Let’s define push systems. In inventory, a push system is one where your business orders products, then does its best to sell the products it has (or “push” their existing inventory on the consumer).
Push inventory management relies heavily on forecasting. Basically, your business forecasts how many units of a specific product you’ll need for the next month, quarter, or year. You then order all the units you’ll need at once.
On the one hand, the push system is simple since you have to order and ship your products only once for the time period in question. You’re also more likely to have products on hand when you need them (assuming you did your forecasting right).

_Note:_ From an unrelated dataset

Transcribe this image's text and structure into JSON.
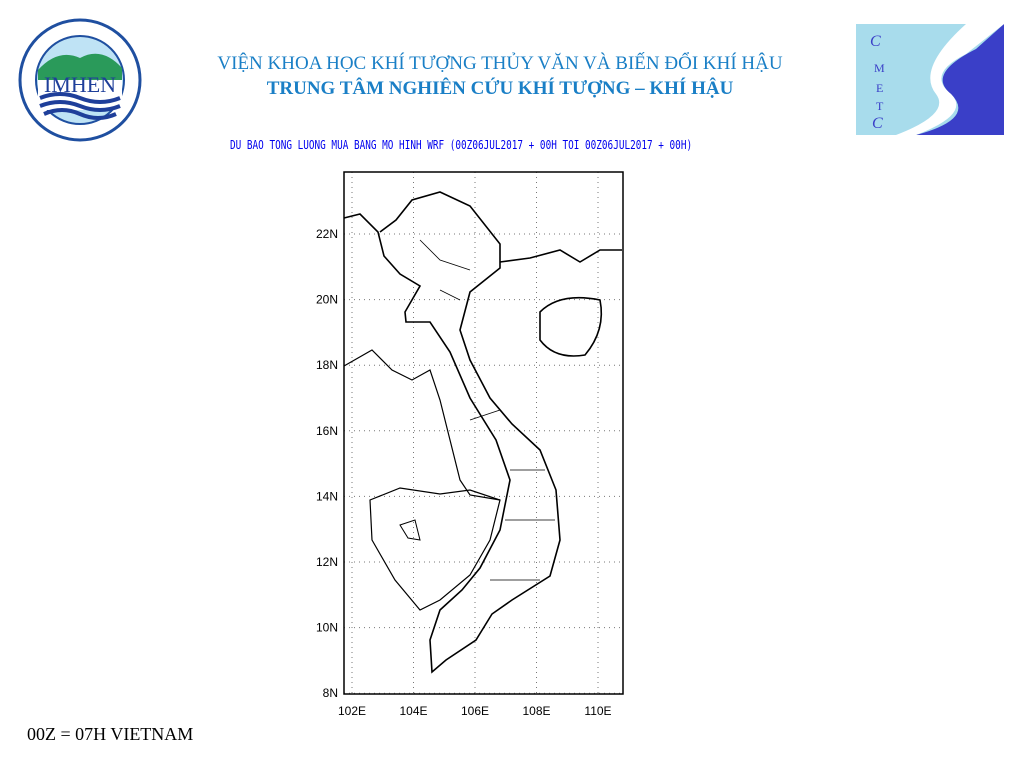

Most importantly, though, push systems reduce the cost of manufacturing your items. Most manufacturers charge fees for each order you submit, but many also offer better pricing the more units you order at once. So ordering everything you need for the coming month on a single order helps you minimize your manufacturing costs.
This gives you a healthier profit margin when you sell those items—or it can give you the flexibility to pass those savings on to your customer (thereby making your business more competitive).
Here’s the problem, though: you need hyper-accurate forecasting to make a push system work for your business. If you forecast your product sales incorrectly, you could easily wind up ordering more product than you can sell. And if you can’t sell the product, you can’t recoup the cost of making and storing that product.
Ordering all your product in bulk can also increase your storage costs, since you’ll have more inventory on hand at a time. If you have limited storage space, you may need to scale back your inventory on certain items to make room. Finally, purchasing tons of product at once ties up your working capital, so you can’t invest that cash in other areas of your business.